By Amanda Smyth Connor
Steady employment for those in the writing/editing industry appears to be going the way of the Dodo in the midst of today’s economic crisis. You may find that one day you are happily emailing your favorite editor and the next day, they’re gone and you’re suddenly working with a new editor – or worse, you can’t figure out who to contact at all.
Crap. Now you have to start the relationship from ground zero and work your way back up with a new editor.
The good news is that, as an editor, every time I have left a job, I have taken all of my favorite writer’s contact info with me. The first thing I do upon taking a new job is to begin reaching out to my existing arsenal of writers. It looks good for me, professionally speaking, to bring these existing relationships with me and it works out well for my writers when I am once again in a position to begin hiring them for new projects.

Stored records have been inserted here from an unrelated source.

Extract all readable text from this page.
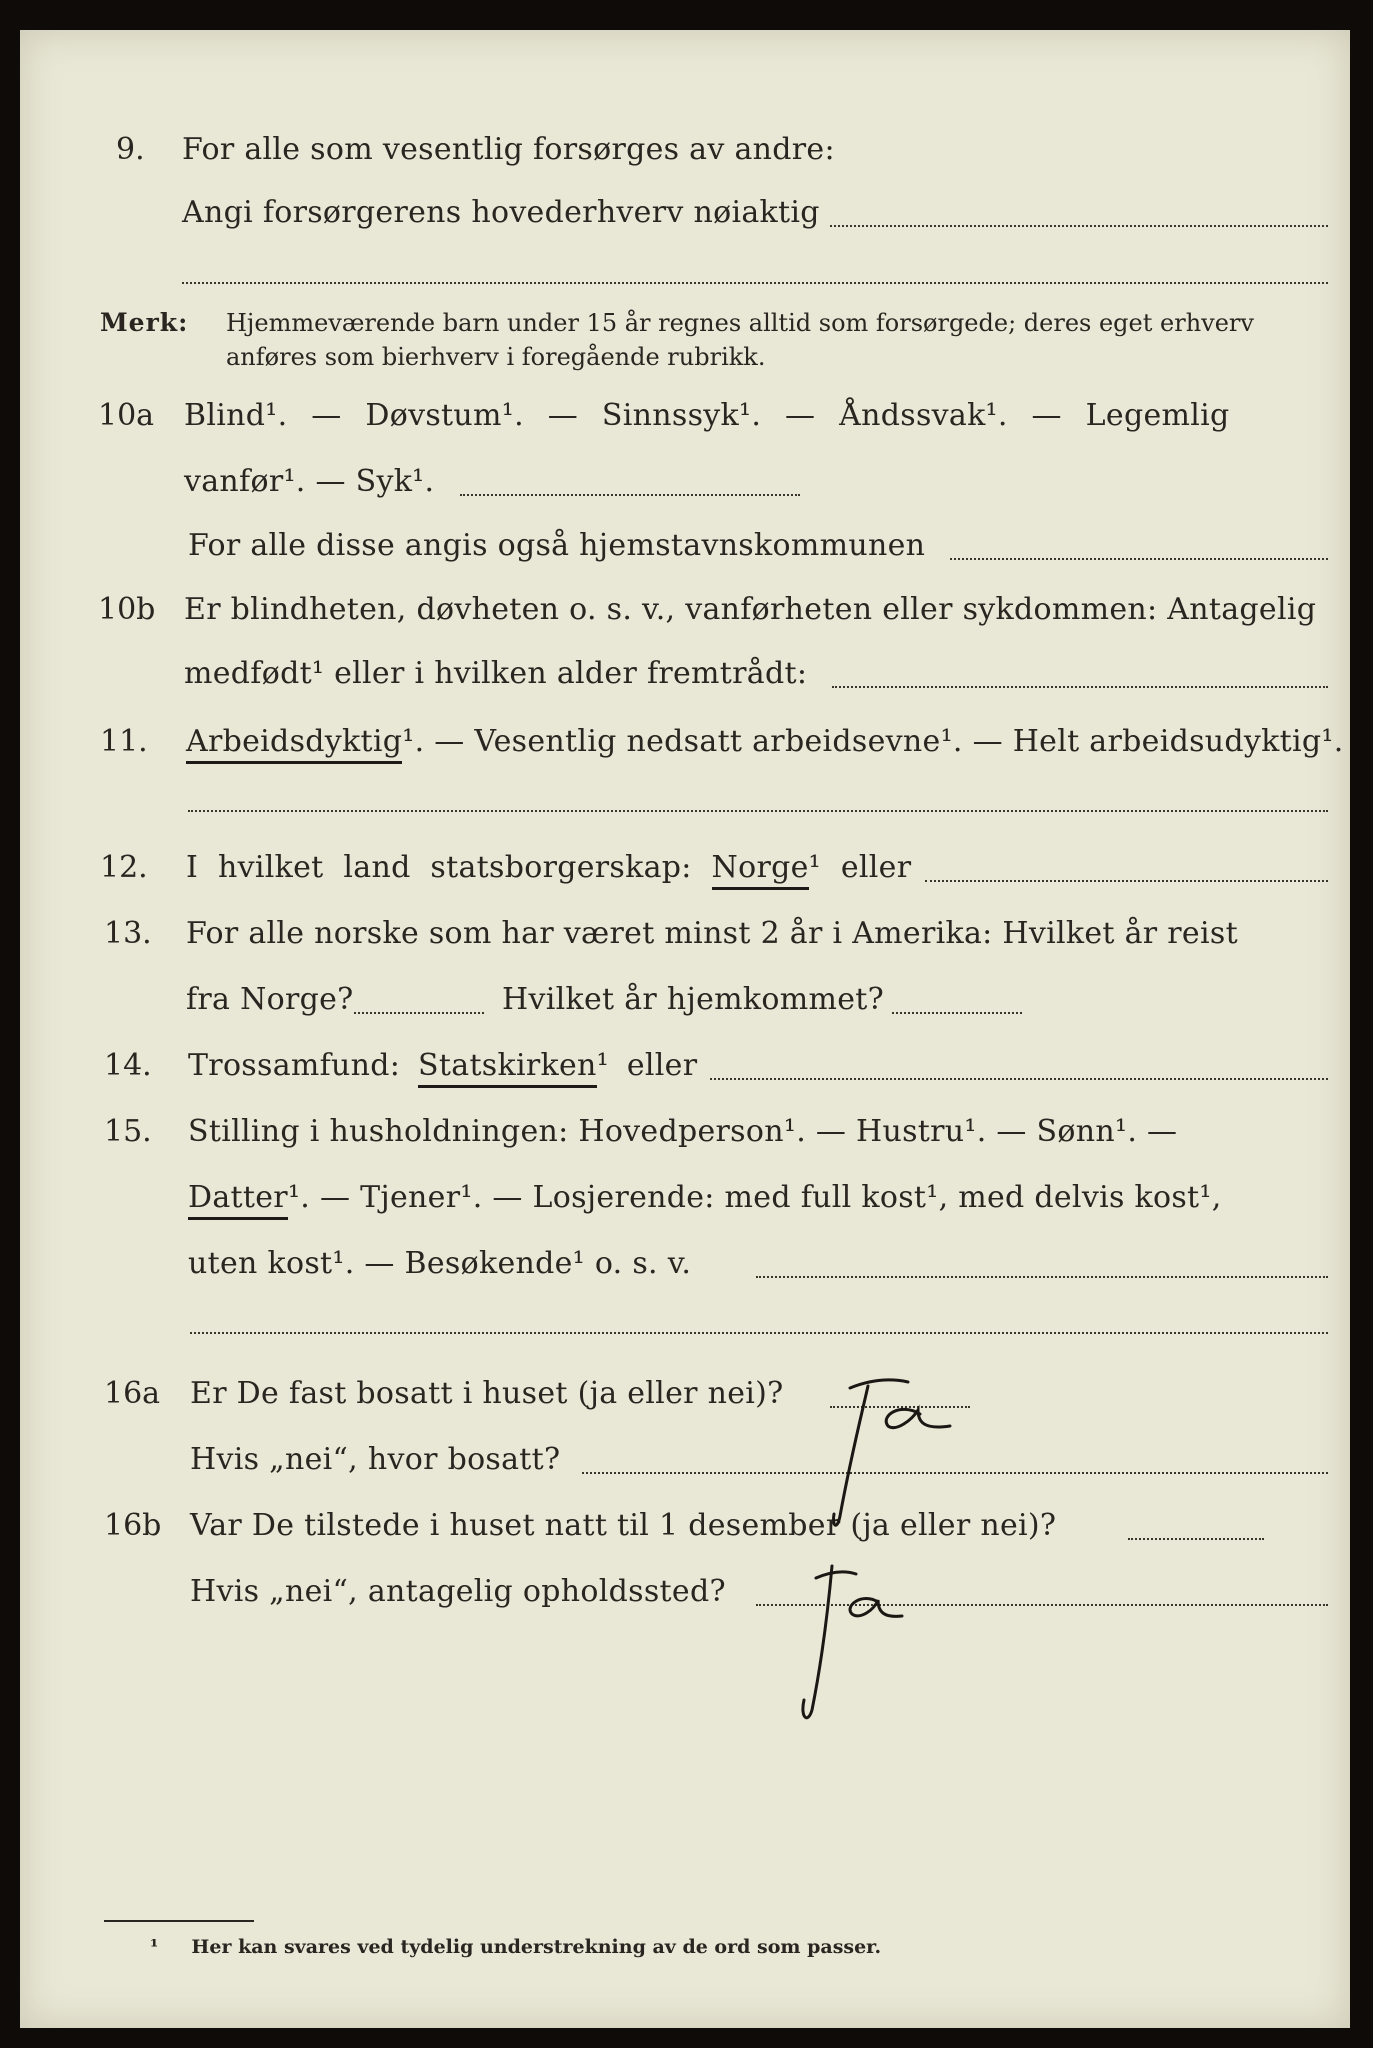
9. For alle som vesentlig forsørges av andre:
Angi forsørgerens hovederhverv nøiaktig
Merk: Hjemmeværende barn under 15 år regnes alltid som forsørgede; deres eget erhverv
anføres som bierhverv i foregående rubrikk.
10a Blind¹. — Døvstum¹. — Sinnssyk¹. — Åndssvak¹. — Legemlig
vanfør¹. — Syk¹.
For alle disse angis også hjemstavnskommunen
10b Er blindheten, døvheten o. s. v., vanførheten eller sykdommen: Antagelig
medfødt¹ eller i hvilken alder fremtrådt:
11. Arbeidsdyktig¹. — Vesentlig nedsatt arbeidsevne¹. — Helt arbeidsudyktig¹.
12. I hvilket land statsborgerskap: Norge¹ eller
13. For alle norske som har været minst 2 år i Amerika: Hvilket år reist
fra Norge?	Hvilket år hjemkommet?
14. Trossamfund: Statskirken¹ eller
15. Stilling i husholdningen: Hovedperson¹. — Hustru¹. — Sønn¹. —
Datter¹. — Tjener¹. — Losjerende: med full kost¹, med delvis kost¹,
uten kost¹. — Besøkende¹ o. s. v.
16a Er De fast bosatt i huset (ja eller nei)?
Hvis „nei“, hvor bosatt?
16b Var De tilstede i huset natt til 1 desember (ja eller nei)?
Hvis „nei“, antagelig opholdssted?
¹ Her kan svares ved tydelig understrekning av de ord som passer.
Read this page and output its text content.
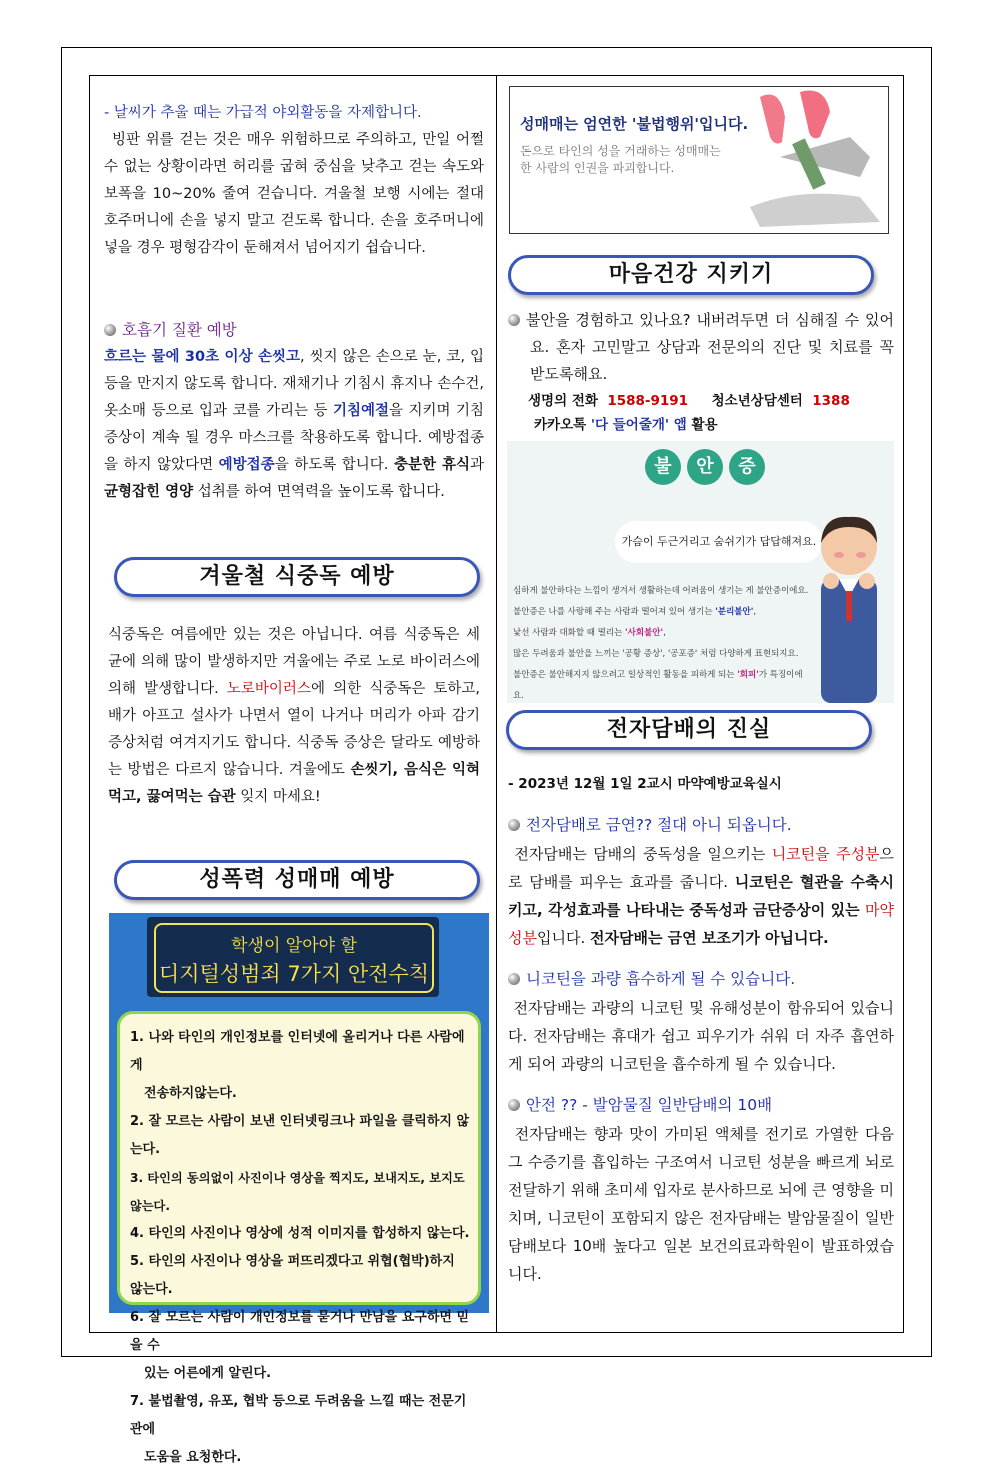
- 날씨가 추울 때는 가급적 야외활동을 자제합니다.

빙판 위를 걷는 것은 매우 위험하므로 주의하고, 만일 어쩔 수 없는 상황이라면 허리를 굽혀 중심을 낮추고 걷는 속도와 보폭을 10~20% 줄여 걷습니다. 겨울철 보행 시에는 절대 호주머니에 손을 넣지 말고 걷도록 합니다. 손을 호주머니에 넣을 경우 평형감각이 둔해져서 넘어지기 쉽습니다.

호흡기 질환 예방

흐르는 물에 30초 이상 손씻고, 씻지 않은 손으로 눈, 코, 입 등을 만지지 않도록 합니다. 재채기나 기침시 휴지나 손수건, 옷소매 등으로 입과 코를 가리는 등 기침예절을 지키며 기침 증상이 계속 될 경우 마스크를 착용하도록 합니다. 예방접종을 하지 않았다면 예방접종을 하도록 합니다. 충분한 휴식과 균형잡힌 영양 섭취를 하여 면역력을 높이도록 합니다.

겨울철 식중독 예방

식중독은 여름에만 있는 것은 아닙니다. 여름 식중독은 세균에 의해 많이 발생하지만 겨울에는 주로 노로 바이러스에 의해 발생합니다. 노로바이러스에 의한 식중독은 토하고, 배가 아프고 설사가 나면서 열이 나거나 머리가 아파 감기 증상처럼 여겨지기도 합니다. 식중독 증상은 달라도 예방하는 방법은 다르지 않습니다. 겨울에도 손씻기, 음식은 익혀 먹고, 끓여먹는 습관 잊지 마세요!

성폭력 성매매 예방
학생이 알아야 할
디지털성범죄 7가지 안전수칙

1. 나와 타인의 개인정보를 인터넷에 올리거나 다른 사람에게

전송하지않는다.

2. 잘 모르는 사람이 보낸 인터넷링크나 파일을 클릭하지 않는다.

3. 타인의 동의없이 사진이나 영상을 찍지도, 보내지도, 보지도 않는다.

4. 타인의 사진이나 영상에 성적 이미지를 합성하지 않는다.

5. 타인의 사진이나 영상을 퍼뜨리겠다고 위협(협박)하지 않는다.

6. 잘 모르는 사람이 개인정보를 묻거나 만남을 요구하면 믿을 수

있는 어른에게 알린다.

7. 불법촬영, 유포, 협박 등으로 두려움을 느낄 때는 전문기관에

도움을 요청한다.

성매매는 엄연한 '불법행위'입니다.

돈으로 타인의 성을 거래하는 성매매는

한 사람의 인권을 파괴합니다.

마음건강 지키기

불안을 경험하고 있나요? 내버려두면 더 심해질 수 있어요. 혼자 고민말고 상담과 전문의의 진단 및 치료를 꼭 받도록해요.

생명의 전화 1588-9191 청소년상담센터 1388

카카오톡 '다 들어줄개' 앱 활용

불	안	증
가슴이 두근거리고 숨쉬기가 답답해져요.

심하게 불안하다는 느낌이 생겨서 생활하는데 어려움이 생기는 게 불안증이에요.

불안증은 나를 사랑해 주는 사람과 떨어져 있어 생기는 '분리불안',

낯선 사람과 대화할 때 떨리는 '사회불안',

많은 두려움과 불안을 느끼는 '공황 증상', '공포증' 처럼 다양하게 표현되지요.

불안증은 불안해지지 않으려고 일상적인 활동을 피하게 되는 '회피'가 특징이에요.

전자담배의 진실

- 2023년 12월 1일 2교시 마약예방교육실시

전자담배로 금연?? 절대 아니 되옵니다.

전자담배는 담배의 중독성을 일으키는 니코틴을 주성분으로 담배를 피우는 효과를 줍니다. 니코틴은 혈관을 수축시키고, 각성효과를 나타내는 중독성과 금단증상이 있는 마약 성분입니다. 전자담배는 금연 보조기가 아닙니다.

니코틴을 과량 흡수하게 될 수 있습니다.

전자담배는 과량의 니코틴 및 유해성분이 함유되어 있습니다. 전자담배는 휴대가 쉽고 피우기가 쉬워 더 자주 흡연하게 되어 과량의 니코틴을 흡수하게 될 수 있습니다.

안전 ?? - 발암물질 일반담배의 10배

전자담배는 향과 맛이 가미된 액체를 전기로 가열한 다음 그 수증기를 흡입하는 구조여서 니코틴 성분을 빠르게 뇌로 전달하기 위해 초미세 입자로 분사하므로 뇌에 큰 영향을 미치며, 니코틴이 포함되지 않은 전자담배는 발암물질이 일반담배보다 10배 높다고 일본 보건의료과학원이 발표하였습니다.
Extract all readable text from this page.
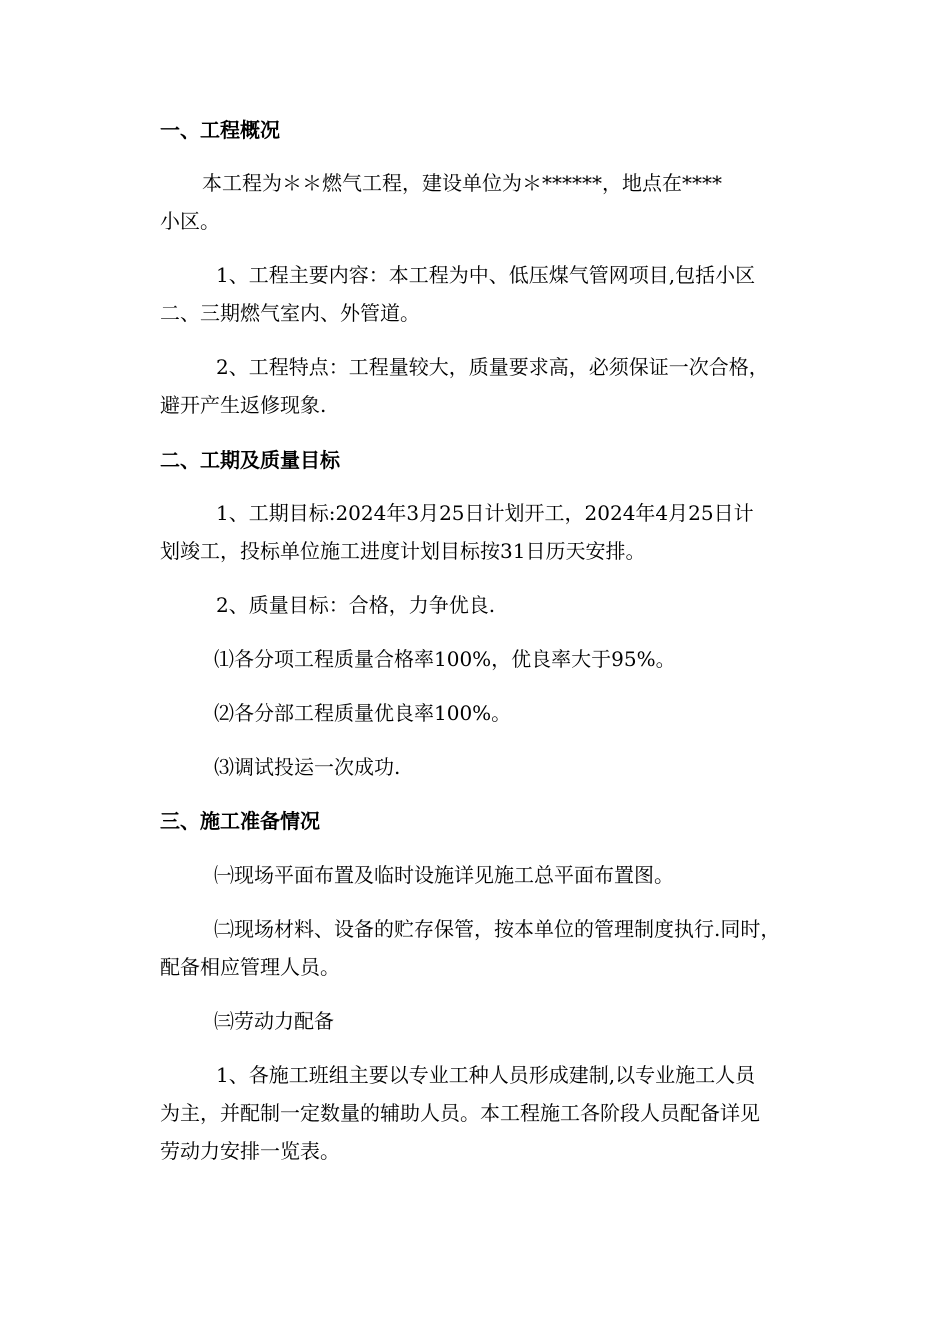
一、工程概况
本工程为＊＊燃气工程，建设单位为＊******，地点在****
小区。
1、工程主要内容：本工程为中、低压煤气管网项目,包括小区
二、三期燃气室内、外管道。
2、工程特点：工程量较大，质量要求高，必须保证一次合格，
避开产生返修现象.
二、工期及质量目标
1、工期目标:2024年3月25日计划开工，2024年4月25日计
划竣工，投标单位施工进度计划目标按31日历天安排。
2、质量目标：合格，力争优良.
⑴各分项工程质量合格率100%，优良率大于95%。
⑵各分部工程质量优良率100%。
⑶调试投运一次成功.
三、施工准备情况
㈠现场平面布置及临时设施详见施工总平面布置图。
㈡现场材料、设备的贮存保管，按本单位的管理制度执行.同时，
配备相应管理人员。
㈢劳动力配备
1、各施工班组主要以专业工种人员形成建制,以专业施工人员
为主，并配制一定数量的辅助人员。本工程施工各阶段人员配备详见
劳动力安排一览表。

Editors and writers have a delightfully symbiotic relationship. They need you as much as you need them, so don’t ever believe for one second that you are entirely at their mercy. And because of this shared need to maintain relationships despite unsteady employment, I make it a point to update my LinkedIn as often as possible and to keep my writers up to date on any career changes I undergo, whether it is taking on a new position with my existing company or whether I move to an entirely different company.
Employment opportunities are, as they say, not about what you know as much as who you know, and you never know when you will be in a position to help a friend secure a new position. My advice to you is to keep networking, maintain your relationships and keep that contact list up to date.